Dans un contexte de conflit avec l'Iran qui a presque bloqué le détroit d'Ormuz, l'Arabie saoudite a rapidement activé un plan de secours, rétablissant progressivement le flux de pétrole vers le monde.
Selon les données de surveillance des pétroliers, les exportations de pétrole du royaume se sont redressées à plus de la moitié de la normale - un signal précoce indiquant que le plan "d'évitement d'Ormuz" porte ses fruits.
Le point central de la stratégie est un pipeline d'environ 1 200 km de long qui achève le pétrole de l'est vers le port de Yanbu au bord de la mer Rouge. De là, le pétrole est pompé sur des pétroliers pour être transporté vers le marché international, au lieu de traverser le détroit d'Ormuz - une route qui représente environ 20% du trafic mondial de pétrole.
Au cours des 5 derniers jours, les exportations de pétrole de Yanbu ont atteint en moyenne environ 4,19 millions de barils par jour - une forte augmentation par rapport au niveau d'environ 1,4 million de barils par jour avant le début du conflit. Ce chiffre représente la majeure partie des exportations totales d'environ 7 millions de barils par jour de l'Arabie saoudite avant la guerre.
À certains moments, la production de manutention à Yanbu a même atteint 4,65 millions de barils par jour - ce qui montre que la capacité opérationnelle est poussée près du seuil.
Parallèlement à l'augmentation de la capacité du pipeline, l'Arabie saoudite déploie également une flotte de pétroliers à grande échelle. Des dizaines de super-pétroliers VLCC (Very Large Crude Carrier) et de Suezmax (grands pétroliers, conçus avec une taille maximale pour traverser le canal de Suez sans réduction de capacité) sont concentrés au large de la mer Rouge en attendant de charger des marchandises.
Au moins 32 grands navires ont jeté l'ancre près de Yanbu, tandis que de nombreux autres navires sont toujours en route vers la zone. Le phénomène de "congestion des navires" montre que la vitesse de changement de direction du flux de pétrole est très rapide, même si le système d'infrastructures subit une forte pression.

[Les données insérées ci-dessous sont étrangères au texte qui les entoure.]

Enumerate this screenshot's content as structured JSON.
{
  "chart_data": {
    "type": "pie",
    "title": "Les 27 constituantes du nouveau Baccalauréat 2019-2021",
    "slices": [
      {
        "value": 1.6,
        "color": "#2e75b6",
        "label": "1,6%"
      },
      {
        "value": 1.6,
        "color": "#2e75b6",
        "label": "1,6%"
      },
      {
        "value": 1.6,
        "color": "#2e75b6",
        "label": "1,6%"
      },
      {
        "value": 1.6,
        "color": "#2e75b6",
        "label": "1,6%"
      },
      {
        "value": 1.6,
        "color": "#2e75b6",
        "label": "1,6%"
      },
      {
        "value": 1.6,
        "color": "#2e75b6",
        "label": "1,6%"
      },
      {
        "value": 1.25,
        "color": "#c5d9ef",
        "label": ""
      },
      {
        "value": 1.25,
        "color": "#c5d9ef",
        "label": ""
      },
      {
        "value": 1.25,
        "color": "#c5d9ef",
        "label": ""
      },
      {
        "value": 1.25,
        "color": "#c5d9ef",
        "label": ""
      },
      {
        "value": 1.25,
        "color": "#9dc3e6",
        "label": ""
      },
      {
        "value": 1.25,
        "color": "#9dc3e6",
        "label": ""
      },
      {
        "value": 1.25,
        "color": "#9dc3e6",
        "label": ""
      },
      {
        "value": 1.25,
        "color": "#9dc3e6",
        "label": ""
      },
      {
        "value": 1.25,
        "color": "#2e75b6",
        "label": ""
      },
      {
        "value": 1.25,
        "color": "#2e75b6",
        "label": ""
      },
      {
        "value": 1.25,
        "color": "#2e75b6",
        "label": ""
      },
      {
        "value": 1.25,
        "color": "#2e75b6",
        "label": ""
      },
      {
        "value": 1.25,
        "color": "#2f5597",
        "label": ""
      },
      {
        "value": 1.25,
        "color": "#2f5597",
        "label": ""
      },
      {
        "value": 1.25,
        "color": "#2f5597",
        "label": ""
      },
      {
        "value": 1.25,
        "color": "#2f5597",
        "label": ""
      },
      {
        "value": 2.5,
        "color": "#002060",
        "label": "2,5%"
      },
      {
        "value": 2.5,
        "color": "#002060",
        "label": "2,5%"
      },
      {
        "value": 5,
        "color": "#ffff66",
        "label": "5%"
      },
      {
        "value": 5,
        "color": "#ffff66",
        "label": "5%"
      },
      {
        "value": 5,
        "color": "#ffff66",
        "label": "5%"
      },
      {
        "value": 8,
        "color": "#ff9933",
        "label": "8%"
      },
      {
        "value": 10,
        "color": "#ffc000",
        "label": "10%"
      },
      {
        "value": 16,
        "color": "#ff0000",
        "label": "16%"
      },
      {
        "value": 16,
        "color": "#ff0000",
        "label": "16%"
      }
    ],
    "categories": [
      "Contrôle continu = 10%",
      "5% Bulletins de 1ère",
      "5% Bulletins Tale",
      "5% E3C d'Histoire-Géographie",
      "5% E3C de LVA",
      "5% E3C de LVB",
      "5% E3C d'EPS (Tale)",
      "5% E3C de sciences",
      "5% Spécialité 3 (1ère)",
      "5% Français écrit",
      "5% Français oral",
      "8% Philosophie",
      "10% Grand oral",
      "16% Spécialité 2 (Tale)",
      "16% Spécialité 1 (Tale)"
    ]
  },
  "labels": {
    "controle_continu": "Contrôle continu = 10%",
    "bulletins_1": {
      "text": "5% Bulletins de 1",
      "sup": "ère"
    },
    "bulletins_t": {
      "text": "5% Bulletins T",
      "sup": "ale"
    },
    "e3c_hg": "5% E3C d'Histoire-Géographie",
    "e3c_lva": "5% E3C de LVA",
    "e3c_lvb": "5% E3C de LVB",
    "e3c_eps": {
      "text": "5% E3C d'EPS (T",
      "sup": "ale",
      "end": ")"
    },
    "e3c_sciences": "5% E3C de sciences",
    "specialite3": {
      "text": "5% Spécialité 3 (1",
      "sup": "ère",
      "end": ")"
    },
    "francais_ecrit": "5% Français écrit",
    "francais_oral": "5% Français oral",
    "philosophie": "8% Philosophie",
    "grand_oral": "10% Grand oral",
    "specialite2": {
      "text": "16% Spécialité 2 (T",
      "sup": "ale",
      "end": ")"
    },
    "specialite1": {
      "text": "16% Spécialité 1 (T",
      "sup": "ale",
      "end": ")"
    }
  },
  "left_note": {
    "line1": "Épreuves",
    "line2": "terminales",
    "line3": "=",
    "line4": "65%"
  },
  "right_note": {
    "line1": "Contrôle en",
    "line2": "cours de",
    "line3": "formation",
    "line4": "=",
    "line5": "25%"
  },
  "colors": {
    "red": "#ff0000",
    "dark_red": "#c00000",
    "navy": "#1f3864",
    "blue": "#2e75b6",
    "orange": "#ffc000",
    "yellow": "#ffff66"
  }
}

Au milieu d'une grave interruption de l'offre mondiale, l'Arabie saoudite est presque le seul pays de la région à avoir un plan de remplacement viable, selon Bloomberg.
D'autres producteurs du Golfe ont été contraints de réduire leur production en raison de l'impossibilité d'exporter, tandis que les entrepôts se remplissaient progressivement. L'Agence internationale de l'énergie (AIE) a averti qu'il pourrait s'agir de la plus grande perturbation de l'approvisionnement de l'histoire du marché pétrolier.
Les ÉAU ont également un pipeline de pétrole vers le golfe d'Oman, mais les opérations ont été interrompues à plusieurs reprises en raison d'attaques de drones contre le port de Fujairah.
Dans ce contexte, la ligne Yanbu d'Arabie saoudite est devenue une rare "valve de sécurité" contribuant à maintenir le flux d'énergie.
Bien qu'un progrès significatif ait été réalisé, le redirigement des exportations ne peut toujours pas compenser pleinement le rôle du détroit d'Ormuz. Les experts mettent en garde contre une forte fluctuation des données à court terme, tandis que les risques de sécurité en mer Rouge restent présents.
L'Arabie saoudite a déclaré qu'elle privilégiait la fourniture de pétrole à des clients à long terme et autorisait la réception de marchandises de Yanbu plutôt que des ports du Golfe. Cependant, la compagnie pétrolière nationale Saudi Aramco n'a pas encore publié de plans de production détaillés.